2. Industrial Scalability
To move from a laboratory concept to mass production, the team optimized the supercritical CO₂ drying process. By implementing a solvent recovery system that reuses over 99.5% of ethanol, they have successfully reduced raw material costs by more than half, making large-scale manufacturing economically viable.
Market Adoption and Strategic Context
The technology is already seeing rapid integration into the supply chains of major industry players, including CATL, BYD, Sungrow, and Xiaomi. While its primary immediate use is in the EV sector, its high-temperature tolerance also opens doors for applications in aerospace and heavy industrial environments.
This development is part of a broader trend in the Chinese energy sector, driven by the strategic goals of the nation’s “15th Five-Year Plan,” which prioritizes advanced materials and new energy technologies.
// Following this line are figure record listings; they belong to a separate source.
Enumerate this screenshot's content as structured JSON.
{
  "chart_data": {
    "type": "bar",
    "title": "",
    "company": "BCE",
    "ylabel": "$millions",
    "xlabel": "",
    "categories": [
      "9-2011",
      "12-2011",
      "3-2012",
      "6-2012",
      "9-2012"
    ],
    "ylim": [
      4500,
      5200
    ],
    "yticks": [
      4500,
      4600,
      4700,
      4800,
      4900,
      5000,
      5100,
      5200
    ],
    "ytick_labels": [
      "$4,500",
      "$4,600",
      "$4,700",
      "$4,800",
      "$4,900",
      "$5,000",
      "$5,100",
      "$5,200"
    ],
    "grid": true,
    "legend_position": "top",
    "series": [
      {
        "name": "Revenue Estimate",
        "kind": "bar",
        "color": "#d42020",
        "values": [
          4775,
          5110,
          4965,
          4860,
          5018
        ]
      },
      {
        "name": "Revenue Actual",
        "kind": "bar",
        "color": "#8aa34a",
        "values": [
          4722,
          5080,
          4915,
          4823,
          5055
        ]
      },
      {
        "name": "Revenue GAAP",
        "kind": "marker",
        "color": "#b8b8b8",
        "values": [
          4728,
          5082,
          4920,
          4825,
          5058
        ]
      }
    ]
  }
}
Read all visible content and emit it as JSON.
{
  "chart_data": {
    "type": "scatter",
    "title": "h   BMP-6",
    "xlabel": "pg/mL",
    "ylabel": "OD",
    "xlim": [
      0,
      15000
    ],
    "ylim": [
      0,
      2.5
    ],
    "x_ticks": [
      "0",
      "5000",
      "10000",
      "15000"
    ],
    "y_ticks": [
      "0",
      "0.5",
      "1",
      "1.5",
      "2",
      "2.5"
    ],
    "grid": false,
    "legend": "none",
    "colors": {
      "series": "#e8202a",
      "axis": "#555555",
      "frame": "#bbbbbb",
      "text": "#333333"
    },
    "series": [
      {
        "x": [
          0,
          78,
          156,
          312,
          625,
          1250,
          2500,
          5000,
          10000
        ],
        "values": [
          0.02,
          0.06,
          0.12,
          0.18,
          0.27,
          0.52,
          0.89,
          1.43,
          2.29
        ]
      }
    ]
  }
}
As the industry moves toward larger battery capacities—such as Svolt’s recent 80 kWh PHEV battery—the demand for sophisticated safety components like this aerogel “firewall” will only increase.
This breakthrough shifts aerogel insulation from a niche, high-end luxury component toward a standard safety requirement for the next generation of mass-market electric vehicles.
Conclusion
By bridging the gap between current insulation capabilities and the extreme temperatures of battery combustion, this new material provides a critical layer of defense against vehicle fires. Its combination of high heat resistance, elasticity, and low production cost positions it to become a cornerstone of safer, more reliable EV battery architecture.